Gelin, buna birlikte karar verelim. Türkiye’de, insanların günlük hayatlarında tükettikleri enerjinin yüzde 66’sı tahıllardan, bu oranın yüzde 56’lık kısmı yalnızca ekmekten karşılanmaktadır.

Ekmek, protein ve birçok faydalı besin öğesi de içerir, ama o herşeyden önce bir karbonhidrattır. Karbonhidrat, karaciğerin elinin altında, kolayca ulaşabileceği bir enerji kaynağıdır.
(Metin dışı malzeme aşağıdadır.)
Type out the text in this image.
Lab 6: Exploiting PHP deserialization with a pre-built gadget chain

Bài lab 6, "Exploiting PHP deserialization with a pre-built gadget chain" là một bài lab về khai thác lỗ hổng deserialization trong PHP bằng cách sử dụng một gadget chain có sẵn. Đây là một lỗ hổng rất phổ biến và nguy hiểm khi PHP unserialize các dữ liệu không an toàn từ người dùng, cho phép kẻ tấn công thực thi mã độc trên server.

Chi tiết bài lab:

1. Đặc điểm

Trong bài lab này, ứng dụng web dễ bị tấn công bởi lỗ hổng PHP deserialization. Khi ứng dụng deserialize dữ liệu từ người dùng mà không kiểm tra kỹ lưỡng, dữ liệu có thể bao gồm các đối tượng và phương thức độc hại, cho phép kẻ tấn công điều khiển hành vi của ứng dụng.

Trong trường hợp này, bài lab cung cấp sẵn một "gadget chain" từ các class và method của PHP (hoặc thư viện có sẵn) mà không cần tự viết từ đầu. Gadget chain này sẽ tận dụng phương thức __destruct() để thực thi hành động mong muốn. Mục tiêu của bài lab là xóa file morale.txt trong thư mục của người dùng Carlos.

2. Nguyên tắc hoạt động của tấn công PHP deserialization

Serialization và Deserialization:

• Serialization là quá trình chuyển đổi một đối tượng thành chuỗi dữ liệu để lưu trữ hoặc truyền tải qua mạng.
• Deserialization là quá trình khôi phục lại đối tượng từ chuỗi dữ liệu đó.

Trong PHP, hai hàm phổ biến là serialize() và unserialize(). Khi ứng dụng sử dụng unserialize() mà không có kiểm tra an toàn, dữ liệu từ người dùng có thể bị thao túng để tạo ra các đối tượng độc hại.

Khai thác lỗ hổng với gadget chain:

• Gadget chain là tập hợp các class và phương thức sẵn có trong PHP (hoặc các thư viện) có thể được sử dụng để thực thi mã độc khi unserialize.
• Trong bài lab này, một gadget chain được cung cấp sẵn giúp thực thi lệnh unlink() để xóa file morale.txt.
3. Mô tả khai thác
Ancak vücutta bir metabolizma kanunu işler. Kan şekeri insülin tarafından düşürülünce, kanda şeker miktarı karaciğer tarafından sağlanır. O da bitince, vücut yağlardan ve proteinlerden enerji sağlar. Bu değişim bizim için hiç de sağlıklı olmayabilir. Hele bir de yeterli miktarda meyve yenilmiyorsa, karbonhidrattan masrafsız sağlanacak enerji yağ ve proteinden büyük bir külfetle elde edilmeye başlar. Protein ve yağ bir yandan kendi görevini yapamaz duruma gelir, diğer tarafta metabolizmanın dengesi bozulur. Böbrekler yorulur. Büyük moleküllü proteinler böbrek süzgecinde zorluk çıkarır. Organizmada keton cisimleri, aseton artar. Damarlarda tıkanmalar başlar.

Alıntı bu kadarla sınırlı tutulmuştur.